The City paid Magnum Staffing Services for its services of providing temporary employees.  Mangum, in turn paid Plaintiff Johnson, based on the hours he reported to the City. The City set Johnson’s work schedule, gave him his assignments, and supervised his work. Magnum had no role in overseeing Johnson’s work.  While at work, Johnson was injured and lost an arm due to an encounter with a garbage truck driven by Larsen, a City employee. Johnson sued Larsen and the City for tort and both Defendants filed a plea to the jurisdiction asserting the Worker’s Compensation Act is the exclusive remedy available.  The trial court granted the plea, the court of appeals reversed, and the Supreme Court granted the petition for review.

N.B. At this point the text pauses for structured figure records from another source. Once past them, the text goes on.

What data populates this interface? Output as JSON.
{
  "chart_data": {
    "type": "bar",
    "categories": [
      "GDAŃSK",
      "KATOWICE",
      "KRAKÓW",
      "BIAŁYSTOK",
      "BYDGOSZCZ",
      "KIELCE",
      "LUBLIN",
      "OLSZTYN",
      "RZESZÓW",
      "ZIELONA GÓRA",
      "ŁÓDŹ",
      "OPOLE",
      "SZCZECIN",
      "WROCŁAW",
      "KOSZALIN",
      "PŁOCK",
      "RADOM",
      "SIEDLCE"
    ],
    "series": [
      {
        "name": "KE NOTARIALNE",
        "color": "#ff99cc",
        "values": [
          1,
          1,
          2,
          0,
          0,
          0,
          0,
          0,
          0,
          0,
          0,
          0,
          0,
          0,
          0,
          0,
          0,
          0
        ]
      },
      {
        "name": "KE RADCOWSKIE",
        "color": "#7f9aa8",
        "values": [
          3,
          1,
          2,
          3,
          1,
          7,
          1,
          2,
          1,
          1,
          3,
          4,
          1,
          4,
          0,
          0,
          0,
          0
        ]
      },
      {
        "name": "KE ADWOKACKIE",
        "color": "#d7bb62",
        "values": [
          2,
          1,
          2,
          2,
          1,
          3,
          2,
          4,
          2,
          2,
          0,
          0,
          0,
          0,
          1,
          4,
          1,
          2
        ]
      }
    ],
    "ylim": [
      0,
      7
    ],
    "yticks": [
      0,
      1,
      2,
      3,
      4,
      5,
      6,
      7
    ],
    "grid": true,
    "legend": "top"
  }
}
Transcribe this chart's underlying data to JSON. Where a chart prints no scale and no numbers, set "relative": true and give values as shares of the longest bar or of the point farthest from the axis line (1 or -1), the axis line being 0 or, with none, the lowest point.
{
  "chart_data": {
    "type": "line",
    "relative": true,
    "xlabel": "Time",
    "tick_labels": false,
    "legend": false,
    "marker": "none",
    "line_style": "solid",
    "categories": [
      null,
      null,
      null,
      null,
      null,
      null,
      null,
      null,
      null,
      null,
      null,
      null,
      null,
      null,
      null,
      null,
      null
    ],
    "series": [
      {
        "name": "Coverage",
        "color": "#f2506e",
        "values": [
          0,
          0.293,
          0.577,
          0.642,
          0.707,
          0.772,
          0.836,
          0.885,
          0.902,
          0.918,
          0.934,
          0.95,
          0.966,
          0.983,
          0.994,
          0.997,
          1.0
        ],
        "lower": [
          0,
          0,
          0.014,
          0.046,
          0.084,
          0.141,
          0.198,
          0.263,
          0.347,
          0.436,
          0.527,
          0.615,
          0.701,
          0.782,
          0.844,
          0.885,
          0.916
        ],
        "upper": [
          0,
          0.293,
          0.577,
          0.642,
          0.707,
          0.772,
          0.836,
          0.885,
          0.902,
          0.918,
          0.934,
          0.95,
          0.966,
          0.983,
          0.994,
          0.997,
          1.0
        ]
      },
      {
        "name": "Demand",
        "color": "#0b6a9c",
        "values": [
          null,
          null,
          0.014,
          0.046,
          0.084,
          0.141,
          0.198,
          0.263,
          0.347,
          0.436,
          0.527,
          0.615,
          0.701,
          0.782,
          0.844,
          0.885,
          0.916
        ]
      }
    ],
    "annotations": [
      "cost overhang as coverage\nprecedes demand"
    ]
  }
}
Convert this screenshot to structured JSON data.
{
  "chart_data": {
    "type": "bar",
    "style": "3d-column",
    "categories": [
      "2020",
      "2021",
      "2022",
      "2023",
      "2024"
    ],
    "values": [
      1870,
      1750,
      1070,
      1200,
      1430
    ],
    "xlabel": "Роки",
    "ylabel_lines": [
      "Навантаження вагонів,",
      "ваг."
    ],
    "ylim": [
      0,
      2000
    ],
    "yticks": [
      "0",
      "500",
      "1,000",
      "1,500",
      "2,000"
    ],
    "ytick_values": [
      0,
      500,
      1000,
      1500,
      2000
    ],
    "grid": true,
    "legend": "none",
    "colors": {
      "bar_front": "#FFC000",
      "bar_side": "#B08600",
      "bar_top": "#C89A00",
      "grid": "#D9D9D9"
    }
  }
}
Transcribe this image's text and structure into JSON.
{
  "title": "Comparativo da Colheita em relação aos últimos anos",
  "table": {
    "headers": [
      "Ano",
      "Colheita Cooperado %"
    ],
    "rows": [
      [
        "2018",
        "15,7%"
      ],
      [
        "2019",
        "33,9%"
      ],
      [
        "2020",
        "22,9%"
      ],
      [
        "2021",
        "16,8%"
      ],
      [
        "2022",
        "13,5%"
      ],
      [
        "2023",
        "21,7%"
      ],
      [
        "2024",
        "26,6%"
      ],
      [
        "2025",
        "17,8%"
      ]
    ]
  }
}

The Court, for comparative purposes, reiterated the court of appeals reasoning that the exclusive remedy bar did not apply unless Johnson was actually covered, as distinct from being legally required to be covered.  Additionally, the court of appeals held a fact question existed as to whether Johnson was a City employee.

Without much analysis or explanation, the Supreme Court simply stated NO and since the City controlled Johnson’s activities he was a “paid employee” whose exclusive remedy was under the Worker’s Compensation Act.  Additionally, the City and Larsen retained sovereign immunity.  The City’s immunity from Johnson’s suit would be waived by the Texas Tort Claims Act, TEX. CIV. PRAC. & REM. CODE § 101.021(1)(A) (waiving immunity from suit for injury from the operation of a motor-driven vehicle), but for the exclusive-remedy bar provided by the Texas Workers’ Compensation Act, id. § 101.021(1)(B) (motor vehicle waiver applies only if the government employee operating the vehicle could be personally liable to the claimant according to Texas law). Thus, if the bar applies, immunity was not waived. And since the bar does apply, the trial court properly dismissed Johnson’s claims.  The Court reversed and rendered.